Tatort Mühlstraße, damals im August: Erst kam der Notarzt; die Schwiegertochter Irene faltete weiter ihre Wäsche auf. Dann der Hausarzt, »Todesursache ungeklärt«, notierte der Mediziner, aber als er die Polizei anrufen wollte, herrschte ihn Christian an, er solle sich gefälligst woanders ein Telefon suchen. Mittags die ersten Polizisten: Christian warf die Streifenbeamten vom Hof.
Etwa um diese Zeit rief er auch beim Bestattungsinstitut Baddack in Berlin an. Ob sie eine Leiche holen können. Wann? Schnell. Wohin? Weit weg. Nach Berlin.
Um zwei Uhr nachts stürmte schließlich ein Sondereinsatzkommando das Einfamilienhaus. Das SEK fand auch den Schreckschussrevolver, mit dem Irene kurz vorher vom Balkon auf sie gefeuert hatte.
Ein Schuss in der Nacht - so etwas hallt in diesem stillen Winkel lange nach, nicht Sekunden, sondern Jahrzehnte. Hier waren die H.s vor 100 Jahren mit ihrem Sägewerk reich geworden; am Ende blieb von der Größe nur noch der Größenwahn und das Gästehaus samt einiger Grundstücke - heutiger Wert: zwei Millionen Euro.

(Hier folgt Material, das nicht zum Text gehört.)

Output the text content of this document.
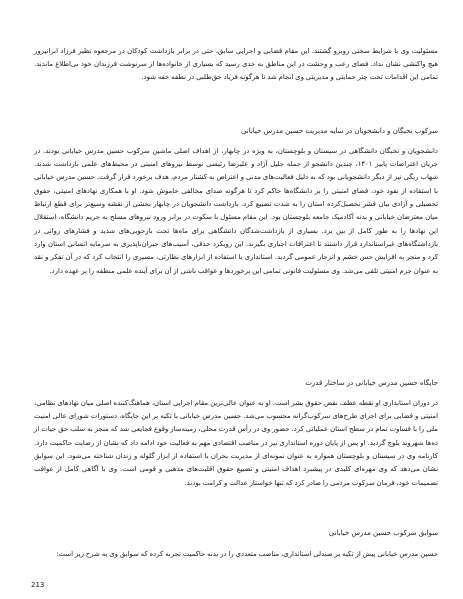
مسئولیت وی با شرایط سختی روبرو گشتند. این مقام قضایی و اجرایی سابق، حتی در برابر بازداشت کودکان در مرجعوه نظیر فرزاد ابرانپرور هیچ واکنشی نشان نداد. فضای رعب و وحشت در این مناطق به حدی رسید که بسیاری از خانواده‌ها از سرنوشت فرزندان خود بی‌اطلاع ماندند. تمامی این اقدامات تحت چتر حمایتی و مدیریتی وی انجام شد تا هرگونه فریاد حق‌طلبی در نطفه خفه شود.

سرکوب نخبگان و دانشجویان در سایه مدیریت حسین مدرس خیابانی

دانشجویان و نخبگان دانشگاهی در سیستان و بلوچستان، به ویژه در چابهار، از اهداف اصلی ماشین سرکوب حسین مدرس خیابانی بودند. در جریان اعتراضات پاییز ۱۴۰۱، چندین دانشجو از جمله جلیل آزاد و علیرضا رئیسی توسط نیروهای امنیتی در محیط‌های علمی بازداشت شدند. شهاب ریگی نیز از دیگر دانشجویانی بود که به دلیل فعالیت‌های مدنی و اعتراض به کشتار مردم، هدف برخورد قرار گرفت. حسین مدرس خیابانی با استفاده از نفوذ خود، فضای امنیتی را بر دانشگاه‌ها حاکم کرد تا هرگونه صدای مخالفی خاموش شود. او با همکاری نهادهای امنیتی، حقوق تحصیلی و آزادی بیان قشر تحصیل‌کرده استان را به شدت تضییع کرد. بازداشت دانشجویان در چابهار بخشی از نقشه وسیع‌تر برای قطع ارتباط میان معترضان خیابانی و بدنه آکادمیک جامعه بلوچستان بود. این مقام مسئول با سکوت در برابر ورود نیروهای مسلح به حریم دانشگاه، استقلال این نهادها را به طور کامل از بین برد. بسیاری از بازداشت‌شدگان دانشگاهی برای ماه‌ها تحت بازجویی‌های شدید و فشارهای روانی در بازداشتگاه‌های غیراستاندارد قرار داشتند تا اعترافات اجباری بگیرند. این رویکرد حذفی، آسیب‌های جبران‌ناپذیری به سرمایه انسانی استان وارد کرد و منجر به افزایش حس خشم و انزجار عمومی گردید. استانداری با استفاده از ابزارهای نظارتی، مسیری را انتخاب کرد که در آن تفکر و نقد به عنوان جرم امنیتی تلقی می‌شد. وی مسئولیت قانونی تمامی این برخوردها و عواقب ناشی از آن برای آینده علمی منطقه را بر عهده دارد.

جایگاه حسین مدرس خیابانی در ساختار قدرت

در دوران استانداری او نقطه عطف نقض حقوق بشر است. او به عنوان عالی‌ترین مقام اجرایی استان، هماهنگ‌کننده اصلی میان نهادهای نظامی، امنیتی و قضایی برای اجرای طرح‌های سرکوب‌گرانه محسوب می‌شد. حسین مدرس خیابانی با تکیه بر این جایگاه، دستورات شورای عالی امنیت ملی را با قساوت تمام در سطح استان عملیاتی کرد. حضور وی در رأس قدرت محلی، زمینه‌ساز وقوع فجایعی شد که منجر به سلب حق حیات از ده‌ها شهروند بلوچ گردید. او پس از پایان دوره استانداری نیز در مناصب اقتصادی مهم به فعالیت خود ادامه داد که نشان از رضایت حاکمیت دارد. کارنامه وی در سیستان و بلوچستان همواره به عنوان نمونه‌ای از مدیریت بحران با استفاده از ابزار گلوله و زندان شناخته می‌شود. این سوابق نشان می‌دهد که وی مهره‌ای کلیدی در پیشبرد اهداف امنیتی و تضییع حقوق اقلیت‌های مذهبی و قومی است. وی با آگاهی کامل از عواقب تصمیمات خود، فرمان سرکوب مردمی را صادر کرد که تنها خواستار عدالت و کرامت بودند.

سوابق سرکوب حسین مدرس خیابانی

حسین مدرس خیابانی پیش از تکیه بر صندلی استانداری، مناصب متعددی را در بدنه حاکمیت تجربه کرده که سوابق وی به شرح زیر است:

213
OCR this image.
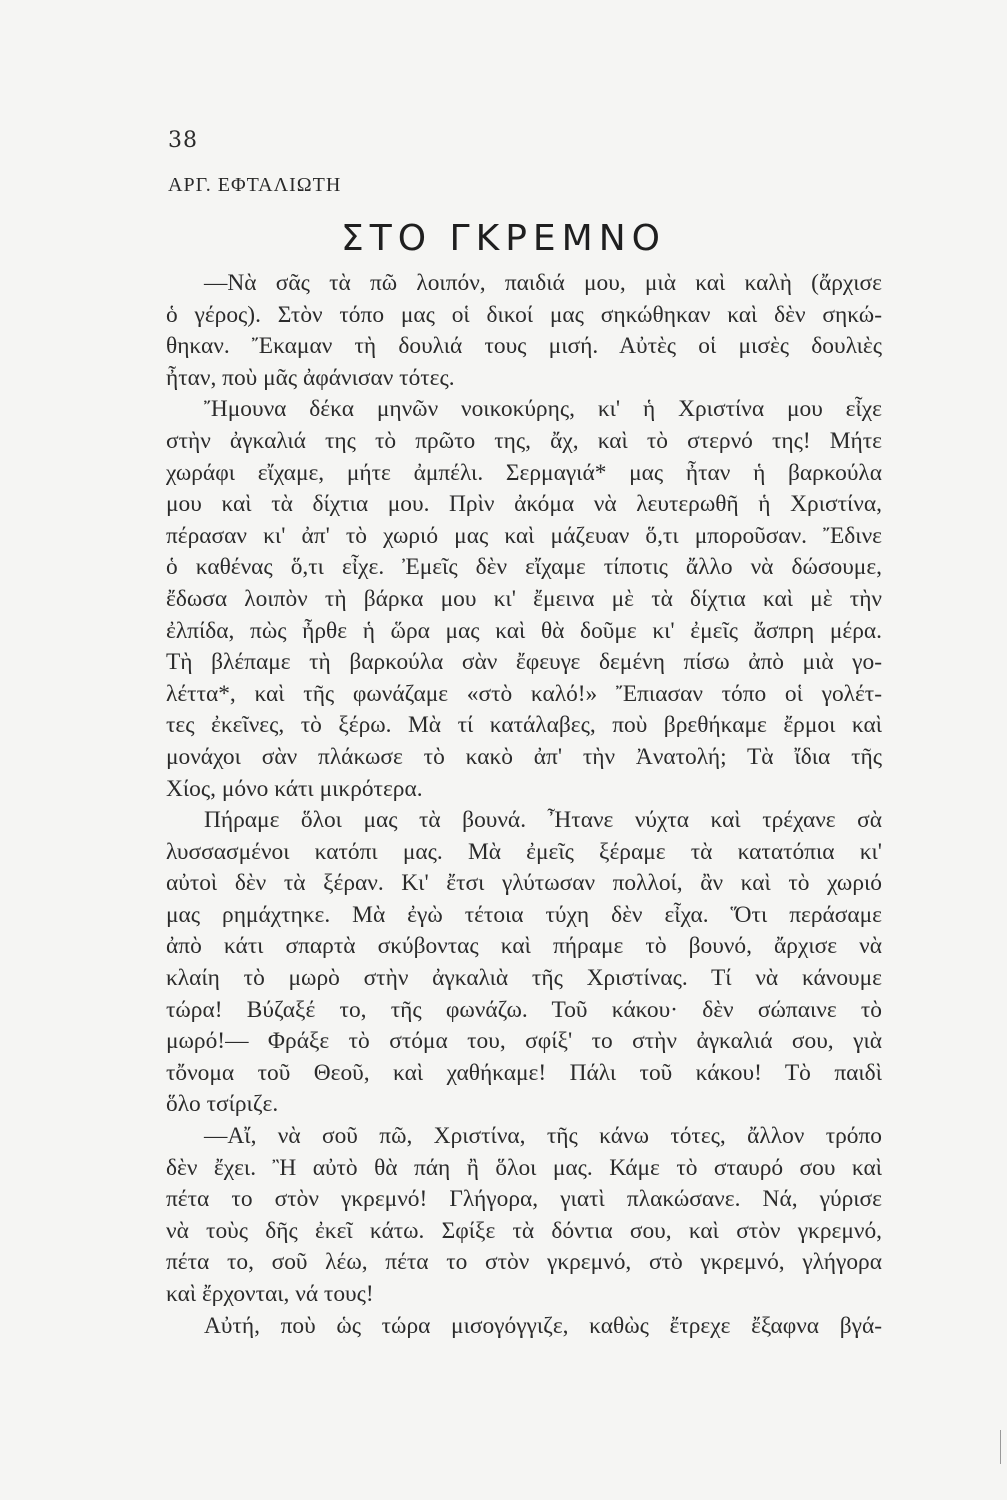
38
ΑΡΓ. ΕΦΤΑΛΙΩΤΗ
ΣΤΟ ΓΚΡΕΜΝΟ
—Νὰ σᾶς τὰ πῶ λοιπόν, παιδιά μου, μιὰ καὶ καλὴ (ἄρχισε
ὁ γέρος). Στὸν τόπο μας οἱ δικοί μας σηκώθηκαν καὶ δὲν σηκώ-
θηκαν. Ἔκαμαν τὴ δουλιά τους μισή. Αὐτὲς οἱ μισὲς δουλιὲς
ἦταν, ποὺ μᾶς ἀφάνισαν τότες.
Ἤμουνα δέκα μηνῶν νοικοκύρης, κι' ἡ Χριστίνα μου εἶχε
στὴν ἀγκαλιά της τὸ πρῶτο της, ἄχ, καὶ τὸ στερνό της! Μήτε
χωράφι εἴχαμε, μήτε ἀμπέλι. Σερμαγιά* μας ἦταν ἡ βαρκούλα
μου καὶ τὰ δίχτια μου. Πρὶν ἀκόμα νὰ λευτερωθῆ ἡ Χριστίνα,
πέρασαν κι' ἀπ' τὸ χωριό μας καὶ μάζευαν ὅ,τι μποροῦσαν. Ἔδινε
ὁ καθένας ὅ,τι εἶχε. Ἐμεῖς δὲν εἴχαμε τίποτις ἄλλο νὰ δώσουμε,
ἔδωσα λοιπὸν τὴ βάρκα μου κι' ἔμεινα μὲ τὰ δίχτια καὶ μὲ τὴν
ἐλπίδα, πὼς ἦρθε ἡ ὥρα μας καὶ θὰ δοῦμε κι' ἐμεῖς ἄσπρη μέρα.
Τὴ βλέπαμε τὴ βαρκούλα σὰν ἔφευγε δεμένη πίσω ἀπὸ μιὰ γο-
λέττα*, καὶ τῆς φωνάζαμε «στὸ καλό!» Ἔπιασαν τόπο οἱ γολέτ-
τες ἐκεῖνες, τὸ ξέρω. Μὰ τί κατάλαβες, ποὺ βρεθήκαμε ἔρμοι καὶ
μονάχοι σὰν πλάκωσε τὸ κακὸ ἀπ' τὴν Ἀνατολή; Τὰ ἴδια τῆς
Χίος, μόνο κάτι μικρότερα.
Πήραμε ὅλοι μας τὰ βουνά. Ἦτανε νύχτα καὶ τρέχανε σὰ
λυσσασμένοι κατόπι μας. Μὰ ἐμεῖς ξέραμε τὰ κατατόπια κι'
αὐτοὶ δὲν τὰ ξέραν. Κι' ἔτσι γλύτωσαν πολλοί, ἂν καὶ τὸ χωριό
μας ρημάχτηκε. Μὰ ἐγὼ τέτοια τύχη δὲν εἶχα. Ὅτι περάσαμε
ἀπὸ κάτι σπαρτὰ σκύβοντας καὶ πήραμε τὸ βουνό, ἄρχισε νὰ
κλαίη τὸ μωρὸ στὴν ἀγκαλιὰ τῆς Χριστίνας. Τί νὰ κάνουμε
τώρα! Βύζαξέ το, τῆς φωνάζω. Τοῦ κάκου· δὲν σώπαινε τὸ
μωρό!— Φράξε τὸ στόμα του, σφίξ' το στὴν ἀγκαλιά σου, γιὰ
τὄνομα τοῦ Θεοῦ, καὶ χαθήκαμε! Πάλι τοῦ κάκου! Τὸ παιδὶ
ὅλο τσίριζε.
—Αἴ, νὰ σοῦ πῶ, Χριστίνα, τῆς κάνω τότες, ἄλλον τρόπο
δὲν ἔχει. Ἢ αὐτὸ θὰ πάη ἢ ὅλοι μας. Κάμε τὸ σταυρό σου καὶ
πέτα το στὸν γκρεμνό! Γλήγορα, γιατὶ πλακώσανε. Νά, γύρισε
νὰ τοὺς δῆς ἐκεῖ κάτω. Σφίξε τὰ δόντια σου, καὶ στὸν γκρεμνό,
πέτα το, σοῦ λέω, πέτα το στὸν γκρεμνό, στὸ γκρεμνό, γλήγορα
καὶ ἔρχονται, νά τους!
Αὐτή, ποὺ ὡς τώρα μισογόγγιζε, καθὼς ἔτρεχε ἔξαφνα βγά-
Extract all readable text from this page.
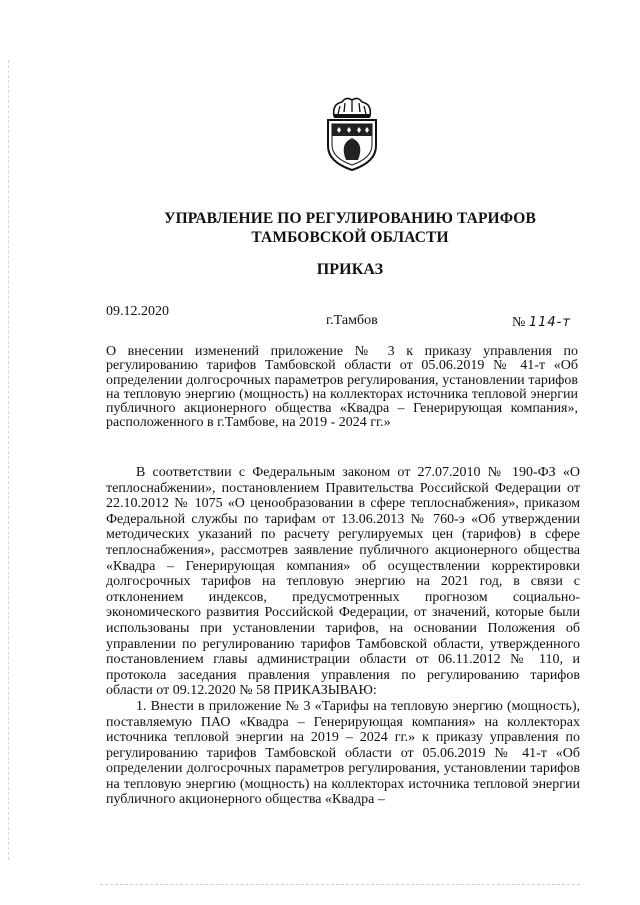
УПРАВЛЕНИЕ ПО РЕГУЛИРОВАНИЮ ТАРИФОВ
ТАМБОВСКОЙ ОБЛАСТИ
ПРИКАЗ
09.12.2020
г.Тамбов	№ 114-т
О внесении изменений приложение № 3 к приказу управления по регулированию тарифов Тамбовской области от 05.06.2019 № 41-т «Об определении долгосрочных параметров регулирования, установлении тарифов на тепловую энергию (мощность) на коллекторах источника тепловой энергии публичного акционерного общества «Квадра – Генерирующая компания», расположенного в г.Тамбове, на 2019 - 2024 гг.»

В соответствии с Федеральным законом от 27.07.2010 № 190-ФЗ «О теплоснабжении», постановлением Правительства Российской Федерации от 22.10.2012 № 1075 «О ценообразовании в сфере теплоснабжения», приказом Федеральной службы по тарифам от 13.06.2013 № 760-э «Об утверждении методических указаний по расчету регулируемых цен (тарифов) в сфере теплоснабжения», рассмотрев заявление публичного акционерного общества «Квадра – Генерирующая компания» об осуществлении корректировки долгосрочных тарифов на тепловую энергию на 2021 год, в связи с отклонением индексов, предусмотренных прогнозом социально-экономического развития Российской Федерации, от значений, которые были использованы при установлении тарифов, на основании Положения об управлении по регулированию тарифов Тамбовской области, утвержденного постановлением главы администрации области от 06.11.2012 № 110, и протокола заседания правления управления по регулированию тарифов области от 09.12.2020 № 58 ПРИКАЗЫВАЮ:

1. Внести в приложение № 3 «Тарифы на тепловую энергию (мощность), поставляемую ПАО «Квадра – Генерирующая компания» на коллекторах источника тепловой энергии на 2019 – 2024 гг.» к приказу управления по регулированию тарифов Тамбовской области от 05.06.2019 № 41-т «Об определении долгосрочных параметров регулирования, установлении тарифов на тепловую энергию (мощность) на коллекторах источника тепловой энергии публичного акционерного общества «Квадра –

Hat die Angst, auch diesen Rest Reichtum zu verlieren, sie zu Mördern gemacht? Weil die Oma wegwollte? Weil ihre Pflege dann zu viel gekostet hätte, wie der Staatsanwalt vermutete? Die Gedanken sind frei, sie schwirren wie Schrapnells durchs Dorf. Einer weiß: »Irene war's«, ein anderer sagt: »der Christian«, und auch Hans Georg traut man nicht, weil »der manchmal mit einer Waffe herumlief«.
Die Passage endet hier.